Musk has learned the hard way that America, like a Tesla robotaxi, can pretty much drive itself

For months, the world’s richest man functioned as Trump’s useful idiot, his ketamine-huffing court jester, making showy noises about reducing the size of government through his newly formed Department of Government Efficiency (DoGE), introducing us to sub-jesters like “Big Balls,” sleeping on a cot in his makeshift DC headquarters, and causing USAID and State Department employees to weep into their potted plants on the way out the door. While Trump began enacting his aggressive second-term agenda, Musk drew much of the flak. Angry vandals and protesters set Teslas on fire and scratched swastikas into their doors. We didn’t elect this man, the people (some people) screamed. Get him away from our Social Security numbers!

Then, weeks before the summer solstice, it was over. On Memorial Day weekend, Trump said a fond goodbye to Musk, who was wearing a black T-shirt that read “The DOGEFATHER,” in the Oval Office. Trump said that Musk had brought about a “colossal change in the old ways of doing business in Washington.” It was the “most sweeping and consequential government reform effort in generations.” Also, Trump added, Elon was “really not leaving.” “This will be his last day, but not really, because he will, always, be with us, helping all the way,” Trump posted on Truth Social. “Elon is terrific!”

“DoGE is a way of life,” Musk told reporters. “Like Buddhism.”

Immediately after, Musk veered off the eightfold path. He started criticizing Trump’s tariff policies and called the Great Big Beautiful Bill “a disgusting abomination.” In response, Trump threatened to sell the “everything is computer” Tesla that he’d purchased in a showy Rose Garden ceremony. He called Musk “the man who has lost his mind.” Musk, in response, said he was starting a third political party, the “America party,” and said that Trump was named in the Epstein Files.

After a few brief détente tweets, the Musk administration was over, and the Musk Exile had begun. By July, the Wall Street Journal was reporting that Musk was “burning through executives.” Around the time that Musk’s Grok AI on X transformed itself into “MechaHitler,” Musk announced that Linda Yaccarino, the head of X, was leaving. “Thank you for your contributions,” Musk said, in a decidedly non-Trumpian way. Around the same time, Omead Afshar, head of sales and operations for Tesla North America, also left Musk’s orbit. In order to stabilize matters, Tesla’s board of directors offered Elon a $29 billion stock package to stay on at the company, and to stay focused, an amount of money that, even for Musk, had to reduce his attention deficit.

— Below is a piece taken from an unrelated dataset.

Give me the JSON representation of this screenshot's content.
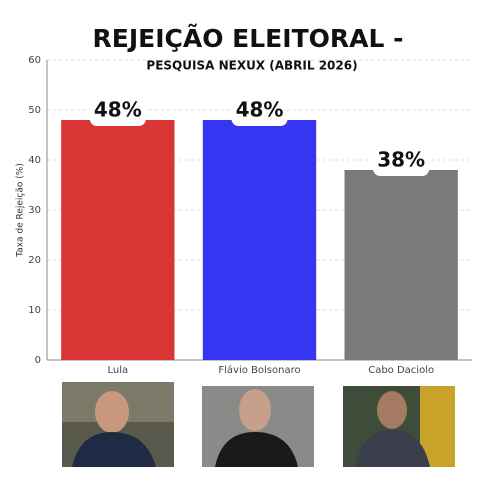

As for the “America party,” it appears that will never get off the ground. The Wall Street Journal reported in late August that “Musk and his team haven’t engaged with many prominent individuals who have voiced support for the idea of a new party or could be a crucial resource to help it get off the ground, including by assisting with getting on the ballot in crucial states.” That doesn’t seem promising. “It’s almost an eerie silence,” said a previously hopeful Libertarian party official.

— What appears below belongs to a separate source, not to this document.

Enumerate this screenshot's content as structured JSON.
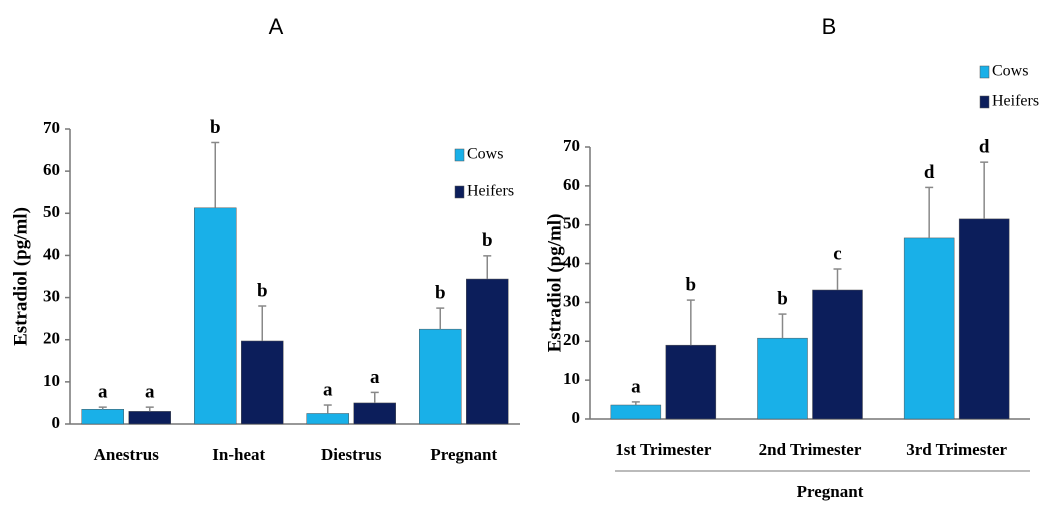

Instead, rumors abound that Musk, who spent $300 million to help Trump get re-elected, including handing out random million-dollar checks to voters, is planning to throw his support behind J.D. Vance’s 2028 campaign. The world’s richest man, no longer allowed at Trump’s court, is back to courting favors with his checkbook again. Meanwhile, Trump has quietly not cut any of Musk’s government contracts, and Musk himself has been relatively silent in public. His X feed has been reduced to endless complaints about the world’s declining birthrate and wan retweets of “England has fallen” threads.

The most manic episode in American history is over. Elon Musk has gone from shadow President to shadow-banned, but the “I bought this car before he went insane” bumper stickers remain on Teslas all around blue ZIP codes. It’s time for Elon to get back to colonizing Mars. He’s learned the hard way that America, like a Tesla robotaxi, can pretty much drive itself.